All training and encryption processes were carried out using Google Colab Pro with TPU for accelerated computation.
The system was evaluated using standard cryptographic and image processing metrics:
Metric | GAN + XOR | WGAN-GP + ACM + XOR |
---|---|---|
NPCR | ~78% | 99.5% |
UACI | Moderate | High |
MSE | Higher deviation | Lower |
SSIM | ~0.61 | ~0.92 |
Correlation | Strong | Minimal/None |
Key Observations:
- WGAN-GP produced high-entropy keys that outperformed traditional GAN-generated keys.
- Histogram plots confirmed uniform distribution of key values, supporting randomness.
- Ciphertext exhibited significantly reduced correlation between adjacent pixels.
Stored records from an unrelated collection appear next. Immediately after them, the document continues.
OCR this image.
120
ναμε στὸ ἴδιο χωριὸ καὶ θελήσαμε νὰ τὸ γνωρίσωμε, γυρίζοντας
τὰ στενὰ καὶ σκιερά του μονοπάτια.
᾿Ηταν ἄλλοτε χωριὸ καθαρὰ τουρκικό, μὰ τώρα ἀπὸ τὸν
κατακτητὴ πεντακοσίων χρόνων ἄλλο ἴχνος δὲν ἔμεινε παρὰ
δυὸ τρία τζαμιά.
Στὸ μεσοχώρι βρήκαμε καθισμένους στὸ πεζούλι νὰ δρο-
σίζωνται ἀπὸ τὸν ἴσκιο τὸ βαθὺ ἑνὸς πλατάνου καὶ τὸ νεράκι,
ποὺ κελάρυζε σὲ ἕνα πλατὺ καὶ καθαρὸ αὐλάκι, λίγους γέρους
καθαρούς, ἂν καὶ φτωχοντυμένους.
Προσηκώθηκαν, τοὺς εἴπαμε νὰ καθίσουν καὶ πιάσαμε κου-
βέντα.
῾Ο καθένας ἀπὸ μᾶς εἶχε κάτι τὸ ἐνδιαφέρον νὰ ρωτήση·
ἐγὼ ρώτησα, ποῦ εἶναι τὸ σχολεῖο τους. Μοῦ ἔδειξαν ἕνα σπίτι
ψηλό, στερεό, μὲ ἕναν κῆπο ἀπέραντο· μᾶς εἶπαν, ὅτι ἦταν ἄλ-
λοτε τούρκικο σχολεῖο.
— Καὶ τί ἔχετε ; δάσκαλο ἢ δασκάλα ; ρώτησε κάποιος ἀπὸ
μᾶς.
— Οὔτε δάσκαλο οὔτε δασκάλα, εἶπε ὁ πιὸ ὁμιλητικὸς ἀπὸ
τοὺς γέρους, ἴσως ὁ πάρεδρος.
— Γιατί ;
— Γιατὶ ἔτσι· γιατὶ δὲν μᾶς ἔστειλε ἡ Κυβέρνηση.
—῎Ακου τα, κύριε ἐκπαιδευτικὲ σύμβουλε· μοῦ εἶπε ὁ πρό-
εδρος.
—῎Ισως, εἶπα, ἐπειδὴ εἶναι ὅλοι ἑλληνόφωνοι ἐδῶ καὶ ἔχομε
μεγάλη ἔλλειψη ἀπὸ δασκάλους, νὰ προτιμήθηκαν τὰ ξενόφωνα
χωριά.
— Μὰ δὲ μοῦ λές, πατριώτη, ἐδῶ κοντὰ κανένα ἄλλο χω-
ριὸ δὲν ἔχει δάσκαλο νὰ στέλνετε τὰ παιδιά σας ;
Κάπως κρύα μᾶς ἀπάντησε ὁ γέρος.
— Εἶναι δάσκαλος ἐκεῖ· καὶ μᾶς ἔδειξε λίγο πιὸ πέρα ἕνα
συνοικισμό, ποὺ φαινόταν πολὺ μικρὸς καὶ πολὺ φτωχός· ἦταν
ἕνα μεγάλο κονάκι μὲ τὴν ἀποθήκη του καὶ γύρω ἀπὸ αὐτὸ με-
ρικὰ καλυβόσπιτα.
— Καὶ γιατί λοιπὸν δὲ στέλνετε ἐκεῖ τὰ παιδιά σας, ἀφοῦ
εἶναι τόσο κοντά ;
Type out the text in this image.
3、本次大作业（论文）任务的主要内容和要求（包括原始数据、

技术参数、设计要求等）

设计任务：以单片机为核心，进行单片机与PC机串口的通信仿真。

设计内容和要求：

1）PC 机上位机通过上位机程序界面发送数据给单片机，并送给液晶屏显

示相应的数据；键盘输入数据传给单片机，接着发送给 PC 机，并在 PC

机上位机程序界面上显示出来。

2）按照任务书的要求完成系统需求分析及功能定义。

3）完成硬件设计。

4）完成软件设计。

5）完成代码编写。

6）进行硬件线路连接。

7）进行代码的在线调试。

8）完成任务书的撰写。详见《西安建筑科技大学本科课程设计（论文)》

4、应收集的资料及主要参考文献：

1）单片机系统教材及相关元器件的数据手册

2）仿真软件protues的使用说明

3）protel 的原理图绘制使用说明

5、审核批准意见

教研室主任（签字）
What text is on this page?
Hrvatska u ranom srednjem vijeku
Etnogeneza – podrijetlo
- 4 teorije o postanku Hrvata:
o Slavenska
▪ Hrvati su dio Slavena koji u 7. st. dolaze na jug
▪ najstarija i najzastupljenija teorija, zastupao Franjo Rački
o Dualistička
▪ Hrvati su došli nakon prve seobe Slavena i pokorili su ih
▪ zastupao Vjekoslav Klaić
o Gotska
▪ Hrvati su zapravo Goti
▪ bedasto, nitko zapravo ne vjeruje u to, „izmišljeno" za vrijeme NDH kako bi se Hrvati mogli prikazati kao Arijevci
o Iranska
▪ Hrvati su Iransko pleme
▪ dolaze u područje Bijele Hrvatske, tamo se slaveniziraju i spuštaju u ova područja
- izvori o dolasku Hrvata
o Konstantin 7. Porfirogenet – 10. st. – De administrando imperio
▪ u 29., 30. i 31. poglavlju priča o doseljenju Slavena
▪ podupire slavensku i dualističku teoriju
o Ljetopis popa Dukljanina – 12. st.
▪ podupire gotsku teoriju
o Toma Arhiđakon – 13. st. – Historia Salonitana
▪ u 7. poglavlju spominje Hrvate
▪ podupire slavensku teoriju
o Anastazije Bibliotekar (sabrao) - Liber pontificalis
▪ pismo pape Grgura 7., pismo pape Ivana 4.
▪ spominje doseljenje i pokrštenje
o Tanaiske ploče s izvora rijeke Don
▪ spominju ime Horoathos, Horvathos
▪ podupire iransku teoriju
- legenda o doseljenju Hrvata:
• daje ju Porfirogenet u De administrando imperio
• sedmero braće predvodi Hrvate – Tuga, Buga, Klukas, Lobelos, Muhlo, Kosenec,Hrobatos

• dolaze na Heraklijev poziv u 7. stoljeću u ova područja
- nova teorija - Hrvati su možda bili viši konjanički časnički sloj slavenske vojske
- The model avoided common pitfalls like mode collapse and overfitting.
Overall, the model demonstrates superior cryptographic reliability, efficiency, and practical applicability for secure medical image encryption.
- Malarvannan M (2022503011)
- Maanasa Prathap Chander (2022503065)
- Kalaidharun R (2022503009)
Guided by: Dr. R. Kathiroli, Assistant Professor, Dept of Computer Technology, MIT, Anna University
- Improve robustness by training further epochs.
- Prepare for conference paper submission.
- Extend support to multiple medical modalities and key-image mapping techniques.
This project is for academic purposes under Anna University and is not licensed for commercial use unless specified.